Mr. Clean Takes Car Wash Gig
As Originally Posted in The Wall Street Journal
Now Procter & Gamble Co. wants to wash your car.
The giant manufacturer of household staples including Pampers diapers, Crest toothpaste and Gillette razors is forging a new business model: franchising car washes.
To jump-start plans for a nationwide chain of Mr. Clean Car Wash franchises, P&G in December acquired the franchise assets of Atlanta-based Carnett's Car Wash, which has 14 locations.
"We need to look for new opportunities to allow us to grow," says Bruce Brown, P&G's chief technology officer. "That isn't limited to things within our current business model."
P&G is under mounting pressure to find new sources of revenue growth, particularly as more cash-strapped shoppers think twice about buying its premium-priced products. Wall Street is increasingly skeptical that the mammoth company can garner meaningful gains in its slow-growing product categories and a tough economy.
Known for exhaustively testing new ideas, Procter & Gamble has been quietly experimenting with service businesses in recent years. Since 2007, it has operated two Mr. Clean Car Washes near its Cincinnati headquarters. Last year, it unveiled three Tide dry-cleaning shops in Kansas City, Kan., area. Also in 2007, P&G said it bought a minority stake in membership-based medical services firm MDVIP, based in Boca Raton, Fla.
Professional car washing, which rings up about $35 billion in sales a year in the U.S., according to P&G estimates, won out as the company's first major franchise push. "We want to blow this out to a national network of car washes," Mr. Brown says.
The car-washing business has a handful of competitive advantages, says Nathan Estruth, vice president of P&G's FutureWorks, which develops new business ventures. It lacks a dominant national chain, aging baby boomers are reluctant to wash cars themselves and more water-strapped communities are pushing professional car cleaning as a conservation measure.
Forming a franchise system, rather than owning locations, means "we don't have to enter a capital-intensive business," he says.
Procter's previous attempts at entering the service industry have failed. In 2000, P&G operated a laundry service called Juvian Fabric Care, which it sold in 2003. Other efforts at company-owned stores, including one called Culinary Sol, also fell short.
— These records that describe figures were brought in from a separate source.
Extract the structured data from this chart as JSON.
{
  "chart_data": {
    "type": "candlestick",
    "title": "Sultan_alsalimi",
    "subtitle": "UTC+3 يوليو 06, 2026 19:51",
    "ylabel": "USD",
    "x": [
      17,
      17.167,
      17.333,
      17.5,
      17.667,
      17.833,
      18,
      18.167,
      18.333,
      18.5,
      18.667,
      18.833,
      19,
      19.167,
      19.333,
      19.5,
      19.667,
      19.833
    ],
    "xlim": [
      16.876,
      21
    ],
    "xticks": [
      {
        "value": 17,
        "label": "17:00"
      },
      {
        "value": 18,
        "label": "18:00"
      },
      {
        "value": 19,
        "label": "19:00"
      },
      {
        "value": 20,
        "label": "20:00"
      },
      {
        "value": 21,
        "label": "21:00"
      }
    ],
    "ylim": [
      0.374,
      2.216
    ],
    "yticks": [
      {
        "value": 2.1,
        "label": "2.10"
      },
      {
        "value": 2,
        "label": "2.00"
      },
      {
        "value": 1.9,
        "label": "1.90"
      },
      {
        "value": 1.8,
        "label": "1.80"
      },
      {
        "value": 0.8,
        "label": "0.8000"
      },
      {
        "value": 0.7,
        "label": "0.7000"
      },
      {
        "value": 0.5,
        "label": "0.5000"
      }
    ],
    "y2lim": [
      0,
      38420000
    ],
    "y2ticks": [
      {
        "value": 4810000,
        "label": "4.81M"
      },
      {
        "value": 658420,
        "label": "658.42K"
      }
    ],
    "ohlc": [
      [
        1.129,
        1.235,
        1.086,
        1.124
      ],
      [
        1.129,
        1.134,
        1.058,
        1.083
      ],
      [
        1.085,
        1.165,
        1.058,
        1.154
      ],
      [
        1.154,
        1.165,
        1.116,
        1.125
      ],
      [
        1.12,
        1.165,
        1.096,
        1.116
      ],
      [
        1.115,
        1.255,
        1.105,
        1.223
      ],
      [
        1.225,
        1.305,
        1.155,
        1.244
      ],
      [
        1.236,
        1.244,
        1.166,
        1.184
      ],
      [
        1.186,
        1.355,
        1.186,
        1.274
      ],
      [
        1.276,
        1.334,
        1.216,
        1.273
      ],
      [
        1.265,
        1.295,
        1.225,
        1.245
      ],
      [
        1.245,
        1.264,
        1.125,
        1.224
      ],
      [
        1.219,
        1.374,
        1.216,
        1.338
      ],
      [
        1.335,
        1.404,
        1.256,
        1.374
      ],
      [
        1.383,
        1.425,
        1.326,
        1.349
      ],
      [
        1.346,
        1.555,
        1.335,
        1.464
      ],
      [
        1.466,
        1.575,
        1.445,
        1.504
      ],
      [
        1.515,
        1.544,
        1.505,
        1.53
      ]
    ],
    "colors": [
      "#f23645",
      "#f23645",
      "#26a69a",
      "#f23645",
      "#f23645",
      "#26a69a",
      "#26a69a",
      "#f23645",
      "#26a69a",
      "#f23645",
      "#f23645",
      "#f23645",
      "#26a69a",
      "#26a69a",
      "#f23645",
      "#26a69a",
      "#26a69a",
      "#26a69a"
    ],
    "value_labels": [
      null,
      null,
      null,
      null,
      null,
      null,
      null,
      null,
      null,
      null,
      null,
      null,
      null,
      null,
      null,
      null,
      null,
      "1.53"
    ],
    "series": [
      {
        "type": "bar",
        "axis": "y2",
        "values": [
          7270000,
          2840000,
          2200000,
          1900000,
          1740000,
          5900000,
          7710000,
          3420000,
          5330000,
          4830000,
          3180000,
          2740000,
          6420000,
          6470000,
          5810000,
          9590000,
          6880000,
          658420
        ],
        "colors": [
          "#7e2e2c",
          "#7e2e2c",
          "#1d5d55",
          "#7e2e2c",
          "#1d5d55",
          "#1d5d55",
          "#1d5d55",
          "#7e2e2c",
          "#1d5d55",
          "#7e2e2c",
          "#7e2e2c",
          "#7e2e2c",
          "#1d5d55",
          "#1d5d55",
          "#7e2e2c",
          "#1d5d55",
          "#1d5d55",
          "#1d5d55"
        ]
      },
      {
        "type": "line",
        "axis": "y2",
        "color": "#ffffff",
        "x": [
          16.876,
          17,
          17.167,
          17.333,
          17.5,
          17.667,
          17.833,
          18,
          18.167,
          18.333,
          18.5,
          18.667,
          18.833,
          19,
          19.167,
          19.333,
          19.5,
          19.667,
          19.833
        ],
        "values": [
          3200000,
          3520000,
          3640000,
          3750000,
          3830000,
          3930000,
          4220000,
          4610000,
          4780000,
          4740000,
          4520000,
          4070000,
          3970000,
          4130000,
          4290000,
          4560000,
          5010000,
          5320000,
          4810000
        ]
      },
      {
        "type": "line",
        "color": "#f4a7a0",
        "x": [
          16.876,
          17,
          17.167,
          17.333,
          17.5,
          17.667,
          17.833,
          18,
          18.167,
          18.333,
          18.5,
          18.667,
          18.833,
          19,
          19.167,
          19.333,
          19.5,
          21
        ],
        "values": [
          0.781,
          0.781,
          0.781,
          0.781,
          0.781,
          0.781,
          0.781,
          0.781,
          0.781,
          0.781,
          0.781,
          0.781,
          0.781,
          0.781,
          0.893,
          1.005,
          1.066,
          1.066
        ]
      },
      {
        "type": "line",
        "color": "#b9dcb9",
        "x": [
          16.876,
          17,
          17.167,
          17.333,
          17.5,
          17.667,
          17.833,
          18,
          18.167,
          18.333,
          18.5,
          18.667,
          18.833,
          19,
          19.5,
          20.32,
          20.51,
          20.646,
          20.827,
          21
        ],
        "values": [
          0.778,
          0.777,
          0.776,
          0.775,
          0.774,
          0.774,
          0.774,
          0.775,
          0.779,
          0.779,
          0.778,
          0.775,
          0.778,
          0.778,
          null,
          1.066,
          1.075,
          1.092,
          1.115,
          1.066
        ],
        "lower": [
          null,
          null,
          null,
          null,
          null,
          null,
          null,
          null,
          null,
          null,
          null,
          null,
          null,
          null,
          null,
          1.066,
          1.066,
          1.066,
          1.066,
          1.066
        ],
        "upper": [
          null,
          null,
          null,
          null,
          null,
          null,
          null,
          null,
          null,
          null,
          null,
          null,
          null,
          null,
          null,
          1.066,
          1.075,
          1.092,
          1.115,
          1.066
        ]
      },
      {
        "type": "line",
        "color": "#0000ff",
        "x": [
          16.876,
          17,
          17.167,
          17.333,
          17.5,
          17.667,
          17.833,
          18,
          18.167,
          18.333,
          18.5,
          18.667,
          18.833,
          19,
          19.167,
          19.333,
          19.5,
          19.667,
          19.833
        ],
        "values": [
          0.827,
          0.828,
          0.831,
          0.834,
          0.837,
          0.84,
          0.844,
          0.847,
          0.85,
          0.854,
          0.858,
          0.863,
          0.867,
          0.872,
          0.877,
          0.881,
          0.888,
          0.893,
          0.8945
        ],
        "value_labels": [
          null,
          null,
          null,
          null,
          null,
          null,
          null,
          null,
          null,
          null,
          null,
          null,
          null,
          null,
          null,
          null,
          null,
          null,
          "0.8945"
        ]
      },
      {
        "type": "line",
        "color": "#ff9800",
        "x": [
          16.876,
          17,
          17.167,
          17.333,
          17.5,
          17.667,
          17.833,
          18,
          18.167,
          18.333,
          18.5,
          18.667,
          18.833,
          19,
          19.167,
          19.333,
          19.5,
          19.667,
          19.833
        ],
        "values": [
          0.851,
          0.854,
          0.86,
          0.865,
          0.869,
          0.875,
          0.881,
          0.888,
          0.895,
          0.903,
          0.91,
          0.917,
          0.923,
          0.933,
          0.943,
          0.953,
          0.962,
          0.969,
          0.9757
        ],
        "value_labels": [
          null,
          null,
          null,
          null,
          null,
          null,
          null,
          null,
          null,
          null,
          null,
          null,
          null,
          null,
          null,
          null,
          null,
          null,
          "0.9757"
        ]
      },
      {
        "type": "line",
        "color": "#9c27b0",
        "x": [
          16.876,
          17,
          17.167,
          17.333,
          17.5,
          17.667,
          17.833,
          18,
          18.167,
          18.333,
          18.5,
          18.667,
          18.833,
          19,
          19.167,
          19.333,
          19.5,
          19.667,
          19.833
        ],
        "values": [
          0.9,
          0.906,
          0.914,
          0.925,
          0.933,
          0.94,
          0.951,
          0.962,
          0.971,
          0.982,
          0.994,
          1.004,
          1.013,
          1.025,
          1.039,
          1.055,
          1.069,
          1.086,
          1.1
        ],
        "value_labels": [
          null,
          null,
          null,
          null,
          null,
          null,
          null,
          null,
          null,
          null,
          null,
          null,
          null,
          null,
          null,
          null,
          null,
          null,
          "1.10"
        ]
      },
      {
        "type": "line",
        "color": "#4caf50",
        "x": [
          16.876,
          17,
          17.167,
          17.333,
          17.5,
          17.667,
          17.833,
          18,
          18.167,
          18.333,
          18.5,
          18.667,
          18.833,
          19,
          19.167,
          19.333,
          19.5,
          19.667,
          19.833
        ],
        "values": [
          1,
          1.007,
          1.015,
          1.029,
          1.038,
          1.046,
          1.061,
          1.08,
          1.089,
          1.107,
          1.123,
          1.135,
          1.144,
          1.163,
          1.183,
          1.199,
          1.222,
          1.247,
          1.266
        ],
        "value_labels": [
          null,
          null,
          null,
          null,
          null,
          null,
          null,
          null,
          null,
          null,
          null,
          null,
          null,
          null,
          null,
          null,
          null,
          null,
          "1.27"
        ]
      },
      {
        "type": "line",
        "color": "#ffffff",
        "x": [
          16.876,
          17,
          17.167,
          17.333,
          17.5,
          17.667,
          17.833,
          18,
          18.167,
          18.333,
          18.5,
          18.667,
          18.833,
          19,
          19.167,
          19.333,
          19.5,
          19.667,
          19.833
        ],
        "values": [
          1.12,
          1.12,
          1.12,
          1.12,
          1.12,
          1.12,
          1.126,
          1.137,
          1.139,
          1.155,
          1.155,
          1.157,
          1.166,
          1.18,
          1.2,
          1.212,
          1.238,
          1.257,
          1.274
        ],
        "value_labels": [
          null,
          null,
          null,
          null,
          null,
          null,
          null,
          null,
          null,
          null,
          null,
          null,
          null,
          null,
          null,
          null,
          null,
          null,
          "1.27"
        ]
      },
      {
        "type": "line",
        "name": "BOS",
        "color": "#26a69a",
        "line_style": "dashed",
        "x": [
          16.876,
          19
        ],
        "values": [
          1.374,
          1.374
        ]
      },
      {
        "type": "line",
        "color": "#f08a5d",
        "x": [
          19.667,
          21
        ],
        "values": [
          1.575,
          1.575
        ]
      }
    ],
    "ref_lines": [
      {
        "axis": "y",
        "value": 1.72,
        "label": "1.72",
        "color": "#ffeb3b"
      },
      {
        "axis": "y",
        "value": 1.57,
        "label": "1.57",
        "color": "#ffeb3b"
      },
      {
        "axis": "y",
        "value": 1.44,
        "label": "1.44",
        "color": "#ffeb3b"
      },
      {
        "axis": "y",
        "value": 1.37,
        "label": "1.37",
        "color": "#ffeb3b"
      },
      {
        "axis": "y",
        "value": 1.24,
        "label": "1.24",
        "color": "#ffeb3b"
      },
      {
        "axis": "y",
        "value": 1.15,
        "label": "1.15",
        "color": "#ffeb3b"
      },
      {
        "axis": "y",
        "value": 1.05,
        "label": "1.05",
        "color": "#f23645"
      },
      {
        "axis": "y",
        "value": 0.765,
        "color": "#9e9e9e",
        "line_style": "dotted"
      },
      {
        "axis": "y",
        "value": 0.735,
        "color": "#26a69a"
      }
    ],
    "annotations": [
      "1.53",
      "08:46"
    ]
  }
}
"We need to focus on the things we're really good at and find partners for the things we're not good at," Mr. Brown says.
P&G marketers are also eager to see if Mr. Clean Car Washes dotting roadways will help boost the image and exposure of the overall brand. Mr. Estruth puts it whimsically. Expanding into franchises, he says, is "broadening Mr. Clean's shoulders as a magical helper."
The company struck the Carnett's deal mostly for the expertise of its owners, Bruce Arnett Sr. and Bruce Arnett Jr., who have more than 50 years of car-wash industry experience between them. Mr. Arnett Sr. is CEO of the Mr. Clean Car Wash franchises, and his son is chief operating officer. Franchise operators are currently being recruited, with an initial investment of about $500,000, Mr. Arnett Sr. says.
Unlike most franchise start-ups, which require enormous marketing investment, Mr. Clean Car Washes come with a 51-year-old brand name, which P&G hopes will lure potential franchisees.
P&G knows people may cut down on car washing in the recession. But franchise guru James Amos notes that the lawn franchise industry typically grows during economic slowdowns. With more people out of work, "there's a larger pool of franchise candidates," says Mr. Amos, chairman of P&G's franchising-subsidiary board.
P&G, which scrutinizes shoppers down to the seconds it takes to notice a bottle on a store shelf, says it will offer franchisees detailed information about car-wash locations, consumer targeting and advertising response rates -- techniques developed during the Cincinnati-area tests that P&G will combine with the Arnetts' experience.
The Arnetts have deconstructed each step of a car wash in their franchisee-training process, including the precise location of where to start wiping a window and the direction in which the first stroke needs to go. Towel care also counts. "It matters what temperature you use to wash them," says Mr. Estruth of the lessons learned from the Arnetts.
Finally, the Arnetts say, it's important to add a little "Hollywood" to the process, which includes a theatrical snap of a towel before it is laid down in front of the car door so the customer can wipe his or her feet before getting into their car, Mr. Arnett Jr. says.